Mais uma vez precisamos dizer o óbvio. Desde o passado mais longínquo, o feminino, o corpo feminino, e a mulher em si foram tomados como ameaça à hegemonia masculina, como algo que deveria ser controlado e subjugado. Sobretudo na cultura judaico-cristã e na nossa sociedade ainda escravocrata. Nesse contexto, o ódio contra o feminino sempre foi propagado, o ódio contra o que é incontrolável no feminino. Deveríamos admitir (de uma vez por todas) que todo sofrimento e a injustiça (social) que as mulheres vêm sofrendo, são consequências diretas da cultura patriarcal, machista e misógina, que é propagada até mesmo por muitas mulheres.

Não adianta culpabilizar somente o indivíduo que, no auge dessa civilização machista, estupra, espanca. Não adianta culpabilizar o caráter ou alegar problemas psíquicos, dado que isso tudo é fruto da educação patriarcal, da permissividade que sempre se teve com relação ao masculino e seus abusos, da ideia sempre forjada que se teve do que era ser mulher, etc. Tema já bastante discutido por teóricas/os, poetas e filósofas/os, desde o século XX (Simone de Beauvoir, Marcuse, Foucault, Angela Davis, Nancy Fraser, Judith Butler, etc), dado que gênero é uma construção. Por esse motivo, a própria masculinidade tóxica, é construída socialmente, a própria ideia do que é ser mulher ou ser homem, é construída.  

O número de casos de violência contra a mulher (física, psíquica ou econômica) vem crescendo; o feminicídio e a violência física são recorrentes, principalmente na América Latina; os números também já são alarmantes no Brasil. E nada tem sido feito efetivamente para que esses dados se modifiquem. Pelo contrário, com a onda reacionária que estamos vivendo no país e no mundo, isso só vem piorando. O Estado não garante a segurança das mulheres como deveria, nem a punição correta dos criminosos, muito menos promove debates e uma educação que elucide essas questões.

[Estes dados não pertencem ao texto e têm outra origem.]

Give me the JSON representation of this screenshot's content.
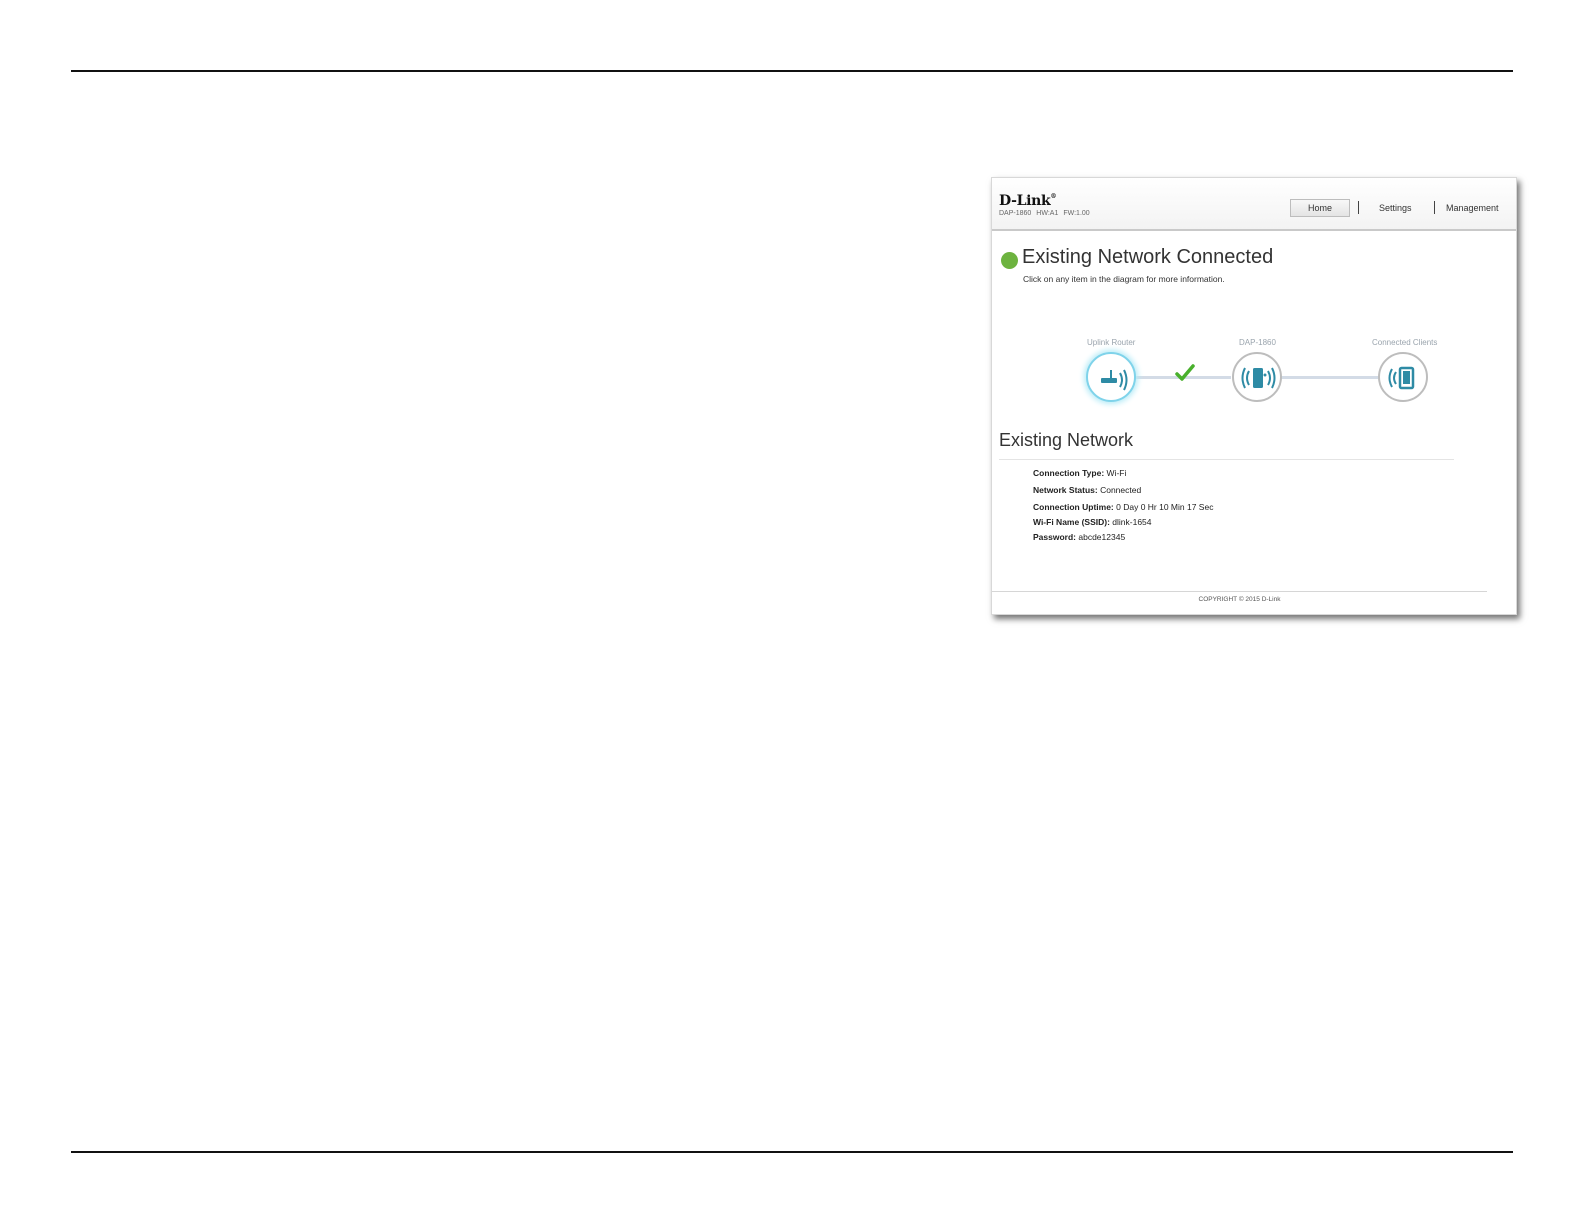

Um dos principais líderes do país é misógino, se fazendo passar por “politicamente incorreto”, dizendo e fazendo as maiores atrocidades, principalmente contra as mulheres, e tudo isso ainda é motivo de riso. Não se esqueçam de que ele homenageou na câmara um torturador de mulheres e crianças, que havia torturado a então presidente do país durante a ditadura. A própria reforma da previdência em pauta prejudica principalmente as mulheres, ainda mais as mulheres que trabalham no campo. Além disso, ele nomeou 20 ministros e apenas 2 ministras e ainda faz piada com isso, etc.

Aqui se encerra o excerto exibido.